3.1. Aesthetics and politics. The sharing of the sensitive.
3.2. Semiotize or dessemiotize?
3.3. Participation, interactivity, interpassivity.
3.4. Transgression and limit.
3.5. Repetition and exhaustion.
3.6. Space and spatialities.
4. The theater and some of its 'others'.
4.1. Mediatization.
4.2. Inhabited installation.
4.3. Participation: eating, drinking, talking.
4.4. Ecology, activism, citizenship.
4.5. Landscape and heritage.
4.6. Investigate, create, invent, (re) produce

Teaching Methods

The dominant methodology is marked by debate, analysis and approach to critical texts and materials of contemporary artistic creation. Participation is the tool that generates problematizations, appropriations and re-uses of concepts, texts or case studies. In parallel, the students develop an autonomous research or creative work, which will also be the subject of debate in class.
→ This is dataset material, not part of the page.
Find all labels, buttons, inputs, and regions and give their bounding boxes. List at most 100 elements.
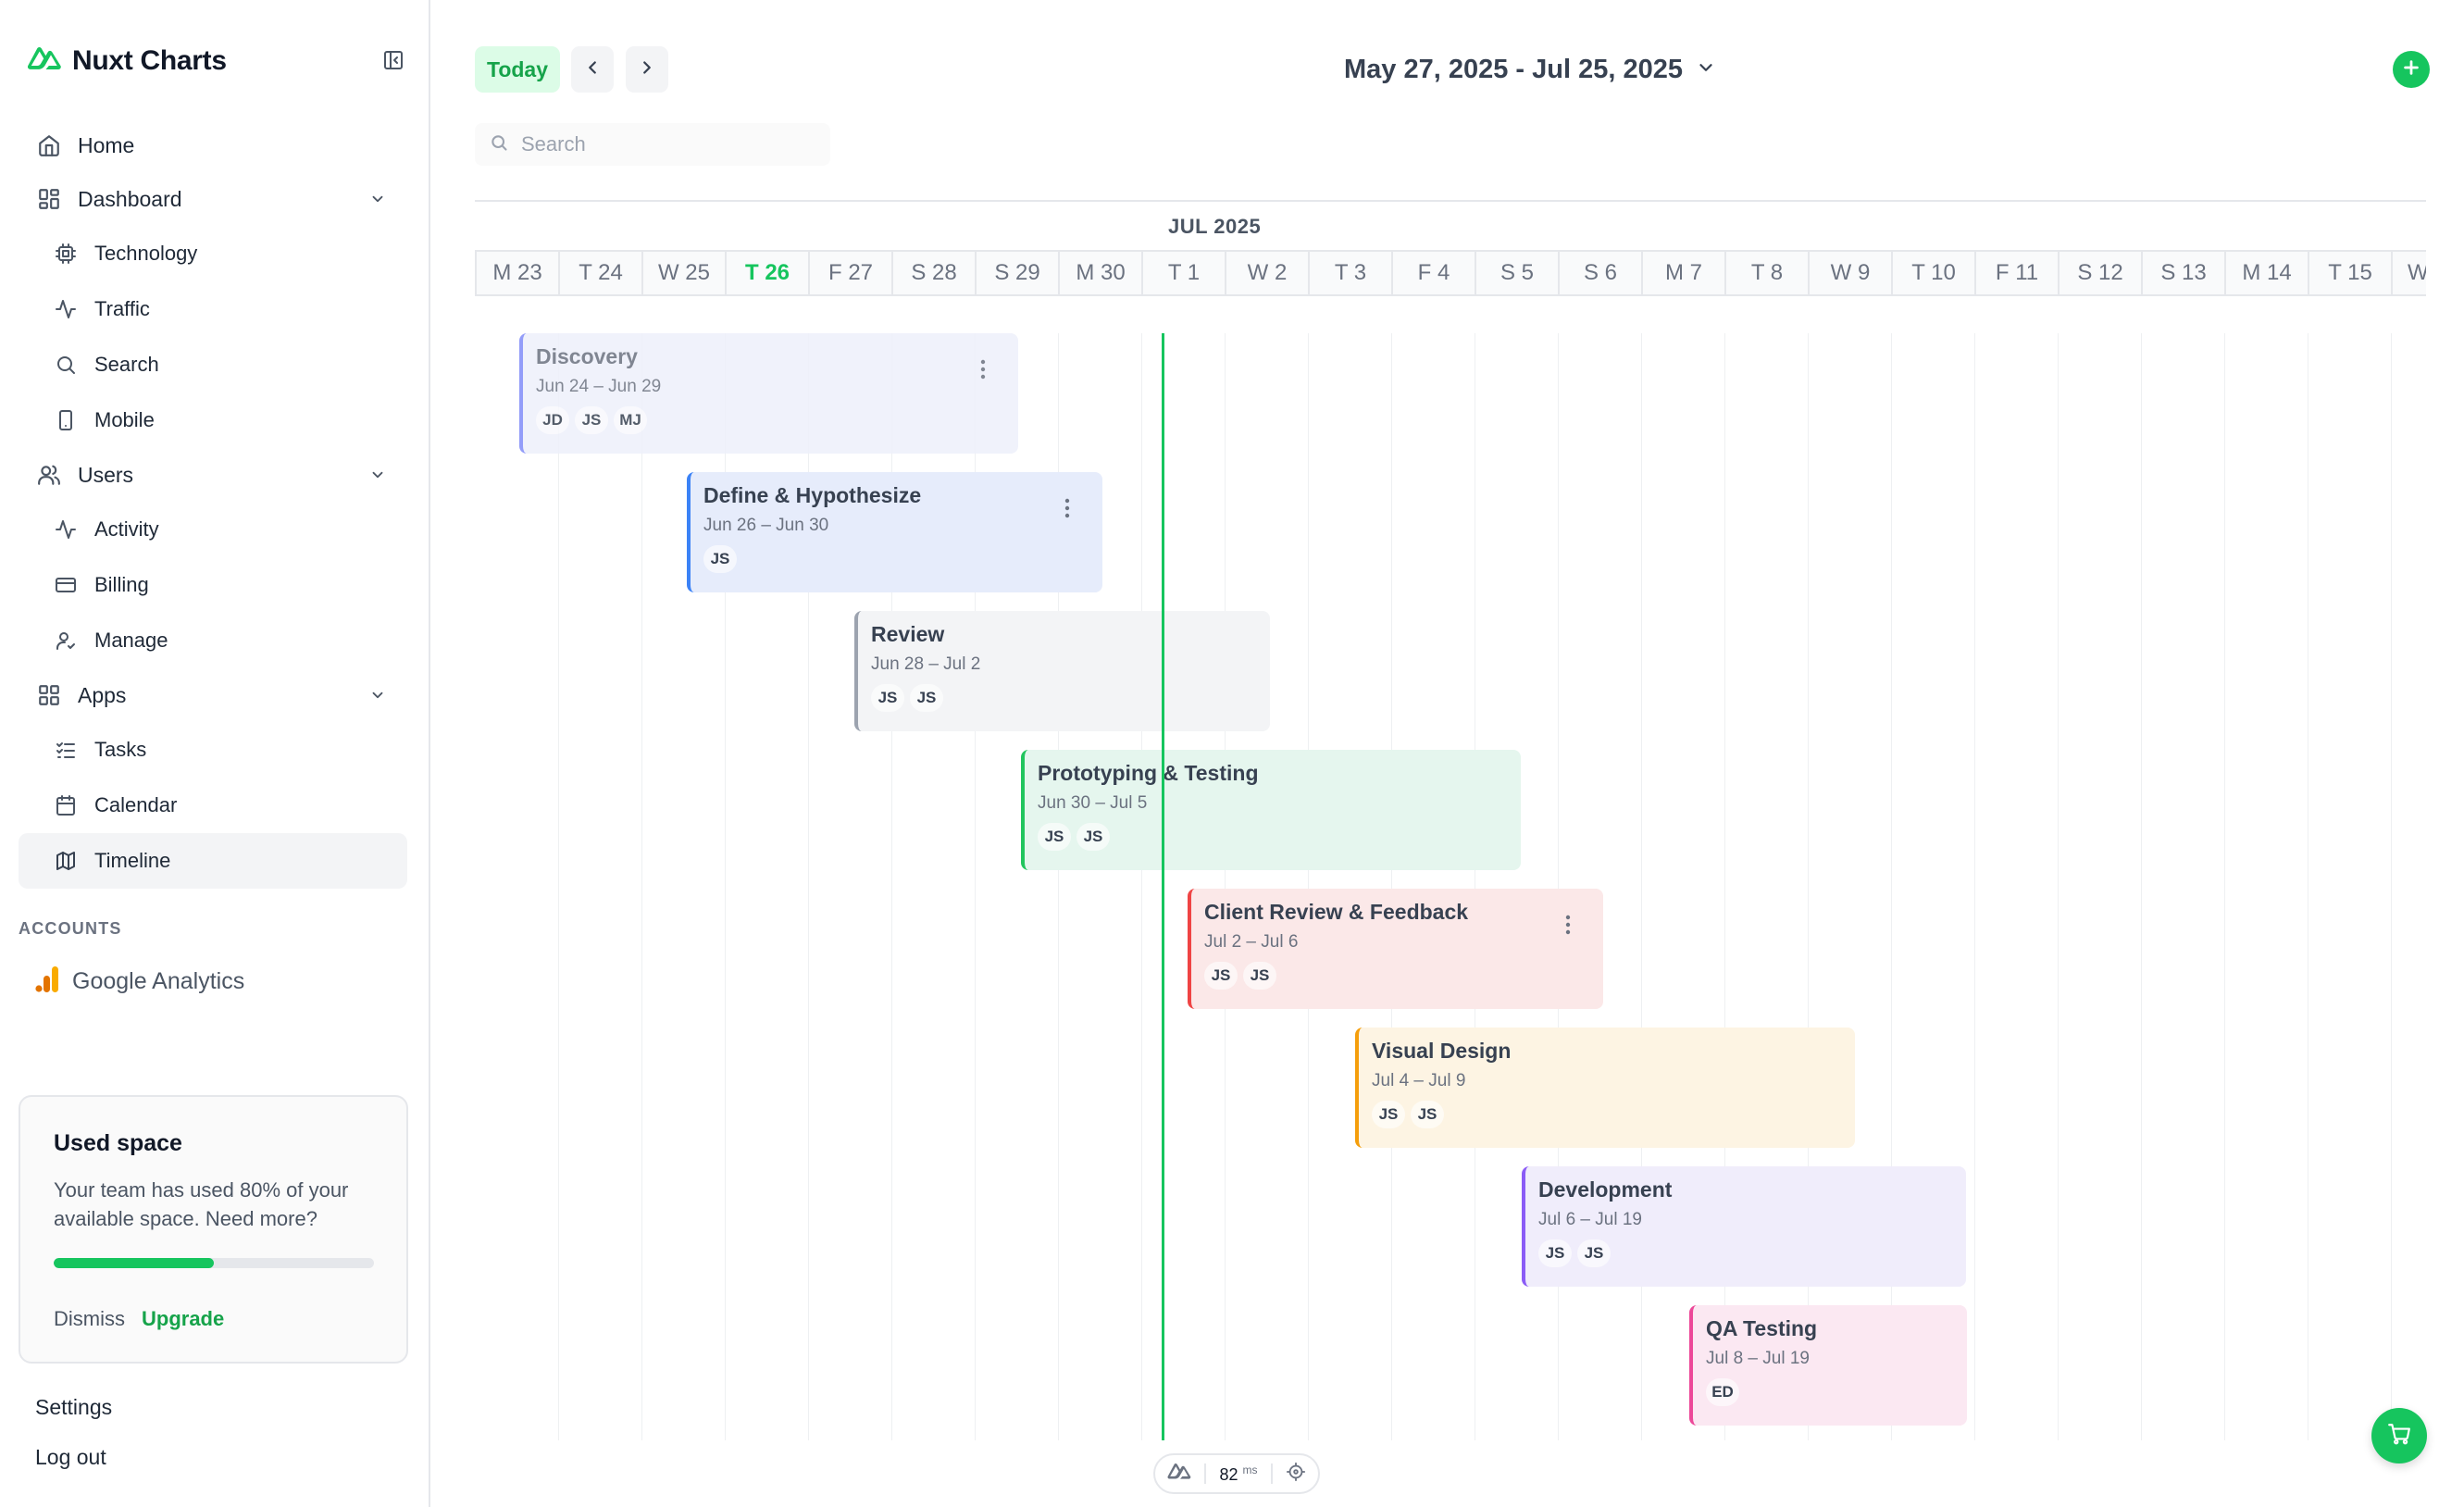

Here, research is always understood as a knowledge-generating process. Tutorial guidance is also a key process, which the student can and should resort to whenever necessary, to equalize their work in and out of class.

Assessment

In the continuous assessment, critical reading of shared materials, participation in debates and research or creative work will have a weight of 50% on the grade of the discipline. At the end of the semester, we will take an exercise to review the contents that will cover the other 50%.
Students who do not fit or fail the continuous assessment will have access to the final exam, according to the deadlines stipulated in the schedule of assessments.